Se levantaba, se miraba en el espejo, no sé leer, volvía a sentarse en el inodoro, apoyaba los codos en sus rodillas, acercaba los ojos a las letras, como si así pudieran decirle qué significan.

Soy consciente de que es una osadía dirigirme a usted en estos términos, querida Otile, pero creo que voy a volverme loco si no le confieso todo lo que siento por usted, toda la admiración que, por las noches, me devora sin ningún tipo de piedad, porque es piedad lo que necesito cuando de usted se llena mi corazón.
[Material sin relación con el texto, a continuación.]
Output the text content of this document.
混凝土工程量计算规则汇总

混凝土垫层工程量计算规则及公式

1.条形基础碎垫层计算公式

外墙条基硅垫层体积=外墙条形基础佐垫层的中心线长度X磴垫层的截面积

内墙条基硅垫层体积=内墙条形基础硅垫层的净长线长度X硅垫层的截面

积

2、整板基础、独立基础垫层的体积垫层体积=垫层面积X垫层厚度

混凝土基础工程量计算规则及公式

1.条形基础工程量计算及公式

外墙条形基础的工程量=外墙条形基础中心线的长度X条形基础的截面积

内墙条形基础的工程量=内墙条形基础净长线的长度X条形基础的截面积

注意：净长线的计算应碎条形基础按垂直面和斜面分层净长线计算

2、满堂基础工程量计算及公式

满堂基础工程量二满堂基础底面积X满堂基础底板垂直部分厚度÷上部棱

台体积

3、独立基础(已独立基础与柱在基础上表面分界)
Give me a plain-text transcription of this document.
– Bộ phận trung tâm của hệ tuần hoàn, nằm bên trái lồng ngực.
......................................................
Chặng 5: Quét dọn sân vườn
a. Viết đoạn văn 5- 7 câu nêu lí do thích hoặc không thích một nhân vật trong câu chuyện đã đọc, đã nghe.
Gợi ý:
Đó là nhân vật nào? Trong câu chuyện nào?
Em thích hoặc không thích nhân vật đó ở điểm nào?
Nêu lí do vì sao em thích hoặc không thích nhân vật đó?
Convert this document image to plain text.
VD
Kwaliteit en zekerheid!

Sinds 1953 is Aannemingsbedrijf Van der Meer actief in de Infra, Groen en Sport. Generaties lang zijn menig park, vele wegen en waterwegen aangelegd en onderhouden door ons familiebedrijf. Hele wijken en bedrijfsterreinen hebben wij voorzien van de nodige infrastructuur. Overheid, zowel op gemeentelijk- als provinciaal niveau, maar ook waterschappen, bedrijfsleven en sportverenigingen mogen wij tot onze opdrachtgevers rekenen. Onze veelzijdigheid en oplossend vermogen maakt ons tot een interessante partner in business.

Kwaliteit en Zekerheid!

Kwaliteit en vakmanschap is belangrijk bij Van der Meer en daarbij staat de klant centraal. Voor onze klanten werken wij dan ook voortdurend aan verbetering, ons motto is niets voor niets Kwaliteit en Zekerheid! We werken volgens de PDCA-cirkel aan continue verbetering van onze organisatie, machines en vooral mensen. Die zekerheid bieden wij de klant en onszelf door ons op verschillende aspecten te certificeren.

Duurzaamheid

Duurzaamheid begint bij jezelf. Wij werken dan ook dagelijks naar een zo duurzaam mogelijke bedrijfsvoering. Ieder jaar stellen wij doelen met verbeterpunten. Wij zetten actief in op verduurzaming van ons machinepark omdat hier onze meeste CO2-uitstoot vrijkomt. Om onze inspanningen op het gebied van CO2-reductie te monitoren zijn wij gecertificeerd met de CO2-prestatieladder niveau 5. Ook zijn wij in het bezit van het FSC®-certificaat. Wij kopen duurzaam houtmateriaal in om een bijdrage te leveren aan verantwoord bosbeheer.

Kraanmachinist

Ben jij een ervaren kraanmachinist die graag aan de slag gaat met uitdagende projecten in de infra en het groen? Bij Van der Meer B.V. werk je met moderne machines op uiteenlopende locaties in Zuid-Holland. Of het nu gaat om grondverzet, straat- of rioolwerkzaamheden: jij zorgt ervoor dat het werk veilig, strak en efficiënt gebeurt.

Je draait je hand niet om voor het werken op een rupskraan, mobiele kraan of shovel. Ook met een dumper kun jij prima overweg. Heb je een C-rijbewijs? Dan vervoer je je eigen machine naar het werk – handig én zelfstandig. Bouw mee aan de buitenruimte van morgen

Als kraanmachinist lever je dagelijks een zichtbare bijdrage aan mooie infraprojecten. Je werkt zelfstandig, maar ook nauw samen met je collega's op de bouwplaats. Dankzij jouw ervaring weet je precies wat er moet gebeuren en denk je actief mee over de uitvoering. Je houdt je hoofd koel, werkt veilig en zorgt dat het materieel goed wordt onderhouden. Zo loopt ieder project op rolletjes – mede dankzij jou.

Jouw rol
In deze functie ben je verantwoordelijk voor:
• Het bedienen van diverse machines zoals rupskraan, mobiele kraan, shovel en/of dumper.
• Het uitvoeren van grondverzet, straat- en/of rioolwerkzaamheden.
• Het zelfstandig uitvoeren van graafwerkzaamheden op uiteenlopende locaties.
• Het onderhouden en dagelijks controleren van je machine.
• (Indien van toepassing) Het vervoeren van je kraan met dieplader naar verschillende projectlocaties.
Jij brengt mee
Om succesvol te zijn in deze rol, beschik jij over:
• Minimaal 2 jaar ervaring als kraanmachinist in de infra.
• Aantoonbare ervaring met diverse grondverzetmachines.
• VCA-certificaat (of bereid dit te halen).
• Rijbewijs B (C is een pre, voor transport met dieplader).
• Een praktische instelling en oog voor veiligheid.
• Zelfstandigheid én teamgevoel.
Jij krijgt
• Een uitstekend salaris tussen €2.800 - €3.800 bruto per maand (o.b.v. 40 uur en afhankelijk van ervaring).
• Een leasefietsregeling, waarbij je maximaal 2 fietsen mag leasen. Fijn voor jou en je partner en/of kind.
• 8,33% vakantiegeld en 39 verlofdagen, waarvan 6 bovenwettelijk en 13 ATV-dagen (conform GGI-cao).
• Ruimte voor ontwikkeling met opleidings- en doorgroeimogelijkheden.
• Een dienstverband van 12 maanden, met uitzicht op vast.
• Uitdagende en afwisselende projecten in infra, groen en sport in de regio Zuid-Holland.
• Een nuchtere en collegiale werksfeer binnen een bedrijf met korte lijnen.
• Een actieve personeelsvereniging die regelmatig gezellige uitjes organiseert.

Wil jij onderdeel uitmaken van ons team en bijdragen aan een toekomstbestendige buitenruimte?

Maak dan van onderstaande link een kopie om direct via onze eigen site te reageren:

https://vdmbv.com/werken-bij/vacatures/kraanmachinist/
Y Otile en el cuartito de baño, tan grande, con tantos detalles inútiles, queriendo saber leer, deseando, también, saber escribir.

Otile empezando a llorar, preguntándose en qué momento había ella aceptado aquella condición de analfabeta, intentando buscar el principio de toda esa situación, de toda esa vida suya diminuta y perdida.

¿Se puede saber dónde está la señora Otile?

Porque el maestro la estaba buscando y no la encontraba por ninguna parte. Lo que no sabía el maestro era que su esposa estaba perdida incluso para ella misma.

Todas las veces que Otile había espiado al profesor dar clase, tantas veces como se había preguntado por qué no podía ella también aprender, como el resto, no pedía un imposible, un imposible era pedir ser feliz o ser inmortal, pero no aquello.

Créame, señora Otile, que cuando la miro un remolino de aire frío, congelado, me sube por dentro y no puedo frenarme.

Una casa tan grande para un corazón tan pequeño como el del maestro, eso era lo que ocurría, que sobraba espacio por todas partes, pero dónde se había metido Otile que no la encontraba. Y no es que quisiera decirle nada, no la buscaba en serio, como se busca a alguien que se necesita, simplemente pensaba que sabía el lugar en el que iba a encontrarla y, al no ser así, sentía una necesidad imperiosa de saber dónde estaba.

Y quisiera.

Quisiera frenarlo.

Quisiera encontrarla.

Quisiera saber leer.

Quisiera desaparecer.

Quisiera querer.

Quisiera.

Y Otile, mientras, en el retrete, sintiendo un calor entre las piernas, olvidándose de que no se había bajado las calzas, olvidándose de que la tapadera estaba bajada, olvidándose de cuál era el motivo de su pena. Meándose encima. Mojándose entera.